There is no FDA-approved silicone injection in the American market.
However, Oregon and Vermont have listed Decamethylcyclopentasiloxane, or D4 as Persistent, Bioaccumulative, and toxic or PBT.
Similarly, Maine has listed D4 and decamethylcyclopentasiloxane(D5) as PBTs, because of lack of consideration of exposure.
Minnesota has listed D5 and Dodecamethylcyclohexasiloxane (D6) as PBTs because of inclusion on hazard-based lists.
Europe has been very wary of D4 silicone and has banned its use in cosmetics as per Cosmetic Regulation No.
The European Union Chemicals Management program after a scientific assessment for PBT characteristics adopted a restriction on the use of D4 and D5.
It has also proposed additional restrictions of D5, D6, and D6 in cosmetics and other professional uses such as dry-cleaning, washing, and cleaning products.
The Environment and Climate Change Canada, the environment-wing of the Canadian Government identified D4, D5, and D6 silicones as priorities for regulatory evaluation.
But concluded not to impose any restriction or concentration-based restriction on the use of any silicone because of a negligible effect on the environment.
Particularly, for the D5, the Canadian Environment Minister established the first Board of review who concluded that “siloxane D5 does not pose a danger to the environment or its ecological biodiversity.”
This led to the removal of D5 from a proposed list of toxic substances under the Canada Environmental Protection Act.
The Environment and Climate Change Canada also conducted its own research, which led the Environment Minister to conclude that “D6 is not entering the environment in a quantity or concentration or under conditions harmful to the environment.”
The Japan Chemical Substances Review Committee in December 2017, conducted an assessment on the state of D4, D5, and D6.
The Ministry of Economy, Trade, and Industry Report concluded that D4, D5, and D6 meet the criteria for Persistent and Bioaccumulative (PB) substances in Japan.
The CSR Committee concluded to add D4 and D6 to the Chemical Substance Control Law (CSCL) ‘monitoring chemicals’ category, though didn’t recommend any change in the state of D5.
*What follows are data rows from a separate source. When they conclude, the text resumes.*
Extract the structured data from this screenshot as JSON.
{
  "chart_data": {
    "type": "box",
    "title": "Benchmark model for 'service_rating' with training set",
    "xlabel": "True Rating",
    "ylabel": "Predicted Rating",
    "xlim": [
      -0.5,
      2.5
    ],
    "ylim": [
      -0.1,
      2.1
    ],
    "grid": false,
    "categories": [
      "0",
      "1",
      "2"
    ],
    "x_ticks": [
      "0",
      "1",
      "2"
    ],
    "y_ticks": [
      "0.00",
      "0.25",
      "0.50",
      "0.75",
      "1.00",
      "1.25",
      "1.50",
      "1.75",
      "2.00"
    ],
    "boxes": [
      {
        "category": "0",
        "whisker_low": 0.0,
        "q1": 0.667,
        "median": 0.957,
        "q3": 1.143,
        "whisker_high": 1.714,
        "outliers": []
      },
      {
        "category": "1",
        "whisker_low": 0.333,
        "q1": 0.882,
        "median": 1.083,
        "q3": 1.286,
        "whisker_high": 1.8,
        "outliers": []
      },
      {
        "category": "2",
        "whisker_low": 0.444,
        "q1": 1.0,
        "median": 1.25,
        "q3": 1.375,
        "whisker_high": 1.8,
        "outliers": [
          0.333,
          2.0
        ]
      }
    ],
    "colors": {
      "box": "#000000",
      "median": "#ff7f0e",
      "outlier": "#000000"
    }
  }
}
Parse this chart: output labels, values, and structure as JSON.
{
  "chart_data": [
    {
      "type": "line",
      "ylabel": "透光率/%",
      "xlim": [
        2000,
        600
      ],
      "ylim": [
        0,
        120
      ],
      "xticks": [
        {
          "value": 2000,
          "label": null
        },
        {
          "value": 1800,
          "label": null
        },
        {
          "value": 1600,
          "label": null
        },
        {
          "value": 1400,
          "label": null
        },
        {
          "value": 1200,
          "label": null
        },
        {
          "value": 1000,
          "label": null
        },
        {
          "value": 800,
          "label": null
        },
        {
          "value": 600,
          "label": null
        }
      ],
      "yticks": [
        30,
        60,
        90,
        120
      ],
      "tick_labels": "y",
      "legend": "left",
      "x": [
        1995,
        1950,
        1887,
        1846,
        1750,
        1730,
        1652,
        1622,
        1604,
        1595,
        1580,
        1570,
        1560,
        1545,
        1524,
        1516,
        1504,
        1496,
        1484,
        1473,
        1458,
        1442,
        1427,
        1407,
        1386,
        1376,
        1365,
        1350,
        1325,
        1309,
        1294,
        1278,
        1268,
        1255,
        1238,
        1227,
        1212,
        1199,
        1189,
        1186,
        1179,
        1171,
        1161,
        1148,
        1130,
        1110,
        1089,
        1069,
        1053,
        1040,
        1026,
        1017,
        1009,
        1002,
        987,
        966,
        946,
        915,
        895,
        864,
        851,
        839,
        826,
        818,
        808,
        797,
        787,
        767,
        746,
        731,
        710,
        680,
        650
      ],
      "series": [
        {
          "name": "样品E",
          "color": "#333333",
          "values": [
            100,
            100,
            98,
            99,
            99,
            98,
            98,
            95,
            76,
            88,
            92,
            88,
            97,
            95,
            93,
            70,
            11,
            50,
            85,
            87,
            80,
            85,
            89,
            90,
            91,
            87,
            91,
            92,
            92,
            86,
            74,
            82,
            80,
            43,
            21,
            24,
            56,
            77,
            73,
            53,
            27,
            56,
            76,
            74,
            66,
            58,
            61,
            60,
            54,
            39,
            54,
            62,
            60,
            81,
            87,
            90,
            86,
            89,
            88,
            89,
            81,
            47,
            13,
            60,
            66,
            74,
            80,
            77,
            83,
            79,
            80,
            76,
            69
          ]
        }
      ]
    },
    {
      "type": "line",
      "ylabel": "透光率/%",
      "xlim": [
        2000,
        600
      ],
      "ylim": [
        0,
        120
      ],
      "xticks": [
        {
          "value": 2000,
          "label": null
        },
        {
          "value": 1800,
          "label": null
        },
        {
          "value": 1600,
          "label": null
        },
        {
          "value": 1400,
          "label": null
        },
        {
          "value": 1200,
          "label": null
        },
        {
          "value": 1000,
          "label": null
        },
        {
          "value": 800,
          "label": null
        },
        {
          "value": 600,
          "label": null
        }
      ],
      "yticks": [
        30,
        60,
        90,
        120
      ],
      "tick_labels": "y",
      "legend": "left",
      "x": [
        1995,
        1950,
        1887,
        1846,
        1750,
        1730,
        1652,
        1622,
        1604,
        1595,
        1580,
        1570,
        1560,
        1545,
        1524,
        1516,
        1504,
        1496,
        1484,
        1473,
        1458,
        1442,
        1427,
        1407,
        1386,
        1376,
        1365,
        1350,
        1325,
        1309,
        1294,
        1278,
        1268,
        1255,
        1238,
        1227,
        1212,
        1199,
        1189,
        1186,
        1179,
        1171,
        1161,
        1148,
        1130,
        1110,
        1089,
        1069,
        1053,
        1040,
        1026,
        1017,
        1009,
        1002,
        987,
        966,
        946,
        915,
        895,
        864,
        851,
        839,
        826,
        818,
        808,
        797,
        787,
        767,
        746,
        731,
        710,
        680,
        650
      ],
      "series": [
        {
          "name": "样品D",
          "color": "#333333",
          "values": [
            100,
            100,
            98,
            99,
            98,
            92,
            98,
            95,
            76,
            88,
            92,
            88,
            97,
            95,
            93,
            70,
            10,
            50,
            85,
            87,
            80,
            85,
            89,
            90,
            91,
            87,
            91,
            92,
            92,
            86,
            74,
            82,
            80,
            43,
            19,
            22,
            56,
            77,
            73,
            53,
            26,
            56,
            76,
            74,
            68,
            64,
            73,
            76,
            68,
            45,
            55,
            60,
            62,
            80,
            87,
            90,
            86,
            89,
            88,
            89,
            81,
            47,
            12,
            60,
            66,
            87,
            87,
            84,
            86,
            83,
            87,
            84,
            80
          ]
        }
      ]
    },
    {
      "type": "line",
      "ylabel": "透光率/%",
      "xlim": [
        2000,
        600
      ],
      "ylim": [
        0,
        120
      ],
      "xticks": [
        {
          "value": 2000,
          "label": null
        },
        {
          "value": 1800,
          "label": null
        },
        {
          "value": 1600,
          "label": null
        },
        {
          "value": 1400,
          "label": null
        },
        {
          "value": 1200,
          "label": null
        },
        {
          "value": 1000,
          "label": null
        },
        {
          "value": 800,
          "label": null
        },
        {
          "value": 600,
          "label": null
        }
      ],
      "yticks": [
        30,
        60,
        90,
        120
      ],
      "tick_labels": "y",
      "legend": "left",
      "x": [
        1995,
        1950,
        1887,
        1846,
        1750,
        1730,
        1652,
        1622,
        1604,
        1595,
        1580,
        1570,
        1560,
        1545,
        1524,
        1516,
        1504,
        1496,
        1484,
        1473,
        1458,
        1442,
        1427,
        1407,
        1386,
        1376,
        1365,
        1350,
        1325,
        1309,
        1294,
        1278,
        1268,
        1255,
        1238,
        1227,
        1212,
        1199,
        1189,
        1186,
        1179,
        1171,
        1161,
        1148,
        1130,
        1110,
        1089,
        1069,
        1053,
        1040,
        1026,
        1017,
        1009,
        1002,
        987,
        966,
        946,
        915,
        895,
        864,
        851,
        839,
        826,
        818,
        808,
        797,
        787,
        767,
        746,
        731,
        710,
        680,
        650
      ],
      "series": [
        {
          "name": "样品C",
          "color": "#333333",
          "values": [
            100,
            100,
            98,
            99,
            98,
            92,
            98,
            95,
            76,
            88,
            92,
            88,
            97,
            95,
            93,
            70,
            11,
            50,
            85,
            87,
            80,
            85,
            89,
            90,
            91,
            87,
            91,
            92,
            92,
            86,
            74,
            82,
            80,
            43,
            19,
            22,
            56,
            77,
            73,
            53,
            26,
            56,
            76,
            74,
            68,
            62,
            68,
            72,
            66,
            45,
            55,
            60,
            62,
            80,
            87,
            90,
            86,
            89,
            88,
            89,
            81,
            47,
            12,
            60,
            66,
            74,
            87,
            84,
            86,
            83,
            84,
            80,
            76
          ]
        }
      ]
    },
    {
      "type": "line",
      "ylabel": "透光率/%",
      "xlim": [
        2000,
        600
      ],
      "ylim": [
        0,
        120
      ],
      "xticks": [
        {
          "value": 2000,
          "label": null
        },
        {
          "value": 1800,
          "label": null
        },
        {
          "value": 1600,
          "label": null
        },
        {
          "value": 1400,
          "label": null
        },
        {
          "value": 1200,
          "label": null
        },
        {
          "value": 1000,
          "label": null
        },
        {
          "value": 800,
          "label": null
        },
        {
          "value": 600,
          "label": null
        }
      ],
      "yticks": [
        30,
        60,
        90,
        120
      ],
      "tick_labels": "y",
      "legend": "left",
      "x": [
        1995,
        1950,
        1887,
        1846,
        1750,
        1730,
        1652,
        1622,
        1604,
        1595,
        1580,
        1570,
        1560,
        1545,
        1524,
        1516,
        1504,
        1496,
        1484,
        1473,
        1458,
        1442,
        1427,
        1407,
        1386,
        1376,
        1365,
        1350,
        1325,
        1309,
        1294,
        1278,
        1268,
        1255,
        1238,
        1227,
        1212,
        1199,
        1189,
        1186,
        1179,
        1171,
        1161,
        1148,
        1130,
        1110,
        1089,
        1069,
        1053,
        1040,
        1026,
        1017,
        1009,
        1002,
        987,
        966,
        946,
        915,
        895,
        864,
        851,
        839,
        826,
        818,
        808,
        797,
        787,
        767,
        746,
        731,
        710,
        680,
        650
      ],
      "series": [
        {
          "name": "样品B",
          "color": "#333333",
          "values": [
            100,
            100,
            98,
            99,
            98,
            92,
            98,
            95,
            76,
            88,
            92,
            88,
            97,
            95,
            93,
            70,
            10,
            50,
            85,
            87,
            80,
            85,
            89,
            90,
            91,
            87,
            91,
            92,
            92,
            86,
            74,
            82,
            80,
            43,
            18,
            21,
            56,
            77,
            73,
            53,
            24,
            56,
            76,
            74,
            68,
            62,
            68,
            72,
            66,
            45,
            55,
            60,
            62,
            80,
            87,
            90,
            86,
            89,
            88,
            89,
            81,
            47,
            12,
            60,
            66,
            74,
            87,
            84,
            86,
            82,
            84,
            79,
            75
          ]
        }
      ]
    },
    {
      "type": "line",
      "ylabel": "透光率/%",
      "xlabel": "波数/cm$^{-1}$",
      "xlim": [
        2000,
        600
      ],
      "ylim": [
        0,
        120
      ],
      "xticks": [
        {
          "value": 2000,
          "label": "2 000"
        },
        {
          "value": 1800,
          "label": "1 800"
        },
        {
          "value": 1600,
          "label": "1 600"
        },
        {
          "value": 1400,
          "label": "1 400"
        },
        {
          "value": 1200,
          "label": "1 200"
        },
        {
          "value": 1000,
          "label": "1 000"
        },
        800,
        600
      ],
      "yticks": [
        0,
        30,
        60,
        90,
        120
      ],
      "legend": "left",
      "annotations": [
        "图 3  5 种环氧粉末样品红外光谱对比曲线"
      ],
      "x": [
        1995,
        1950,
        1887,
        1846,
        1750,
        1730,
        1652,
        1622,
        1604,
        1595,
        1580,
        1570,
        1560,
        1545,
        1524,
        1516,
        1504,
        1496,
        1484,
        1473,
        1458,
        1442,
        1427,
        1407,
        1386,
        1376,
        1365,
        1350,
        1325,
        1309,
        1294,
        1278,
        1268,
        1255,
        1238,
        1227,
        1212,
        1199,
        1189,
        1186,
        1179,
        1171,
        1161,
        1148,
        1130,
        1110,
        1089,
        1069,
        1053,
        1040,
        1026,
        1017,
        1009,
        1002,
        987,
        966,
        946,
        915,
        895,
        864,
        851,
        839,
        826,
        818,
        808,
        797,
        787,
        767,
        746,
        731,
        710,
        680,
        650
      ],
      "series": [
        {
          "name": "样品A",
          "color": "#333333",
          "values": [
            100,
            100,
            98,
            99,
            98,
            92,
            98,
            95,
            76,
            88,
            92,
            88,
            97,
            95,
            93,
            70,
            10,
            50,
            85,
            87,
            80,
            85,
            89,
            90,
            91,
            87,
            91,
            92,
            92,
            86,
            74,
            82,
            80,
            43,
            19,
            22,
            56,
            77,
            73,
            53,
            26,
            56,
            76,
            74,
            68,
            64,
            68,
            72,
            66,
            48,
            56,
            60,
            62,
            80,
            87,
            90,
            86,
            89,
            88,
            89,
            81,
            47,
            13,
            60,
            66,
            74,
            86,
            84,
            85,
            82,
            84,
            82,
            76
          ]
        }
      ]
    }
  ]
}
The Department of the Environment and Energy, carried out a risk assessment on a range of silicone materials, including D3, D4, D5, D6, D7.
It found no evidence of an immediate environmental threat by its usage.
Based on this research, the Australian Government has decided not to propose any regulatory restrictions on the use of silicone.
Is silicone flammable?
No silicone is not flammable under normal conditions but can combust if subjected to higher temperatures.
If they ignite, they don’t produce any hazardous fumes, unlike plastic, making them a better alternative than plastic for household purposes.
Silicone is highly heat and temperature resistant, making it one of the most important and versatile polymers.
We can use them in a range of sectors including manufacturing, construction, personal care, medicine, and kitchenware.
When it comes to choosing plastics or silicone for environmental protection, it’s just the lesser of the two evils, as silicone is non-biodegradable and weathering-resistant.